Member of the Scottish Parliament for Glasgow (1 of 7 Regional MSPs)
- In office 6 May 1999 – 22 March 2011

Personal details
- Born: William Mackie Aitken 15 April 1947 (age 78) Glasgow, Scotland
- Party: Conservative
- Profession: insurance, legislator

= Bill Aitken (politician) =

Scottish politician (born 1947)

William Mackie Aitken (born 15 April 1947) is a Scottish Conservative politician. He was a Member of the Scottish Parliament (MSP) for Glasgow from 1999 to 2011, Scottish Conservative Spokesperson for Justice, and Convener of the Justice Committee from 2007 to 2011.

==Background, education and career==
Aitken was born in Glasgow, and educated at Allan Glen's School in the city and Glasgow College of Technology (now Glasgow Caledonian University).

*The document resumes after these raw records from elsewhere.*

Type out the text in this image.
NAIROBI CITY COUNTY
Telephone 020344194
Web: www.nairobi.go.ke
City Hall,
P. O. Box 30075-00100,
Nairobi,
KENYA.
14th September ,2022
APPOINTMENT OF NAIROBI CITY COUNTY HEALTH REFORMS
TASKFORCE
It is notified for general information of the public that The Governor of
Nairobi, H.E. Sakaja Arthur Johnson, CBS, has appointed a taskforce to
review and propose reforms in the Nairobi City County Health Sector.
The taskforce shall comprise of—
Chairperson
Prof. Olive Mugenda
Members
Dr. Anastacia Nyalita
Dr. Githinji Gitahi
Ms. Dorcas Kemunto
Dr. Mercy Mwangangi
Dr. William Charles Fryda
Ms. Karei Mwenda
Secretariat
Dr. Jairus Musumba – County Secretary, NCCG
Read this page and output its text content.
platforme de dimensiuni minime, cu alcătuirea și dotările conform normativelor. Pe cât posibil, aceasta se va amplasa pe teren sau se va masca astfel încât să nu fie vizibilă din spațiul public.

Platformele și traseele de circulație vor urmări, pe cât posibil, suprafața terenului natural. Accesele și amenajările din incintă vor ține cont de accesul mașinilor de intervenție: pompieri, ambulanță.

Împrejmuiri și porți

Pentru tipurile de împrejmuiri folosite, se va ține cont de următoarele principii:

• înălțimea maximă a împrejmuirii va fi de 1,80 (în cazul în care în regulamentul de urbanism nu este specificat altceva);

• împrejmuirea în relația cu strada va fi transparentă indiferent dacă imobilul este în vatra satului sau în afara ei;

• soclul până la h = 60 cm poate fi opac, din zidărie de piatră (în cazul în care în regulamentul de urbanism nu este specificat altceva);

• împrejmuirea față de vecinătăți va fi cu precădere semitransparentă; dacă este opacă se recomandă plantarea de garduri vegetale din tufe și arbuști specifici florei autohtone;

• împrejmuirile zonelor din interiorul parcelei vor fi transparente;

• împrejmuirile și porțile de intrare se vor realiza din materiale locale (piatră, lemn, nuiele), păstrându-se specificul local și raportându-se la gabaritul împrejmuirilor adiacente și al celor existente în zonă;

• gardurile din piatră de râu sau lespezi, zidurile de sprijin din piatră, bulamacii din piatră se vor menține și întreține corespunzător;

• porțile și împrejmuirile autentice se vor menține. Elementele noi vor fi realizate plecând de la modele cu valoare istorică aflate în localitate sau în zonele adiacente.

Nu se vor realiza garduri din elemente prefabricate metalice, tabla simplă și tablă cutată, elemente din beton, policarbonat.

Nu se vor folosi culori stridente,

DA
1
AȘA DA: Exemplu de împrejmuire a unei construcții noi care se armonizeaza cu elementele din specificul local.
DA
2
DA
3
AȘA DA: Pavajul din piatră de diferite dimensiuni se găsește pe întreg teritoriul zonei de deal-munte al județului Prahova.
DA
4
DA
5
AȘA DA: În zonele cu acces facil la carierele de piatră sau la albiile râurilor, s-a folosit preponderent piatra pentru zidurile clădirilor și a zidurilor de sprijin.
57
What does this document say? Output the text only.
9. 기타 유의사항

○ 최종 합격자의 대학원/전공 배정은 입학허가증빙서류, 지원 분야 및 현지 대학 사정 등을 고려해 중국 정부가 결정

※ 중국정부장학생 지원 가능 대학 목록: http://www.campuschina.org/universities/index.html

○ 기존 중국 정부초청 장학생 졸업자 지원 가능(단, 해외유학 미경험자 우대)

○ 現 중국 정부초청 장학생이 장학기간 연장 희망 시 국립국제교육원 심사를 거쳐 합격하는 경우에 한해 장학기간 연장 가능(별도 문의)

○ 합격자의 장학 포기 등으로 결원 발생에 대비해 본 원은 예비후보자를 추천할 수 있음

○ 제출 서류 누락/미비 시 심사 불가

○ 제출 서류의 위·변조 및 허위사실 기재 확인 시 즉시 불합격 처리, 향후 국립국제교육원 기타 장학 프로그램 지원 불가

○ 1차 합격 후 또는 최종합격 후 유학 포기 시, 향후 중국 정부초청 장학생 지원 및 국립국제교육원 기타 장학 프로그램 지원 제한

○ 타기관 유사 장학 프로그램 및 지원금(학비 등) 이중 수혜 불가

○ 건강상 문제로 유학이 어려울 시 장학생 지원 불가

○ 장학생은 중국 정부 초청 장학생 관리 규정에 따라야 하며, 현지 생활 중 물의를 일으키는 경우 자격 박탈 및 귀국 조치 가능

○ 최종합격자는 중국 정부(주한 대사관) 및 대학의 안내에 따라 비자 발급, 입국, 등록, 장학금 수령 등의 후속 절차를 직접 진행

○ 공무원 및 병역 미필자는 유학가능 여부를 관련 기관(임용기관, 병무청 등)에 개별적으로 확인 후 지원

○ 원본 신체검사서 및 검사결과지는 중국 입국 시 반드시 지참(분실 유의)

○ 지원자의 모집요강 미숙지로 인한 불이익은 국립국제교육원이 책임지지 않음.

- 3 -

He worked in the Financial Services/Insurance Industry for 34 years (1965–1999). He is a supporter of Partick Thistle Football Club. His interests include sports, reading and foreign travel.

Following involvement in youth politics he was elected a Glasgow City Councillor in 1977 for the Anniesland ward, subsequently becoming the Convener of the Licensing Committee and Vice Convener of the Personnel Committee. He served as Leader of the Opposition for two terms prior to becoming MSP for Glasgow in 1999. He was a District Court Judge (1985–2000), and is also a Justice of the Peace and a Deputy Lord Lieutenant of the Glasgow City Council (1993–present).

Following his election to the Scottish Parliament, he became Conservative Party Spokesman on Housing and Justice prior to becoming Chief Whip in 2003. He then became Scottish Shadow Cabinet Secretary for Justice and also the Convener of the Parliament's Justice Committee. He was a trustee of the Scottish Parliamentary Contributory Pension Fund.

On 19 May 2010, it was announced that he would step down at the next Holyrood election, to be held on 5 May 2011.

In February 2011 he caused controversy when he suggested that a woman who was recently gang raped in Glasgow may have been a prostitute, as the victim claimed that she was dragged from one side of the city centre to another, a location known for prostitution. On 21 February 2011 he resigned as Convenor of the Scottish Parliament justice committee in response to this controversy.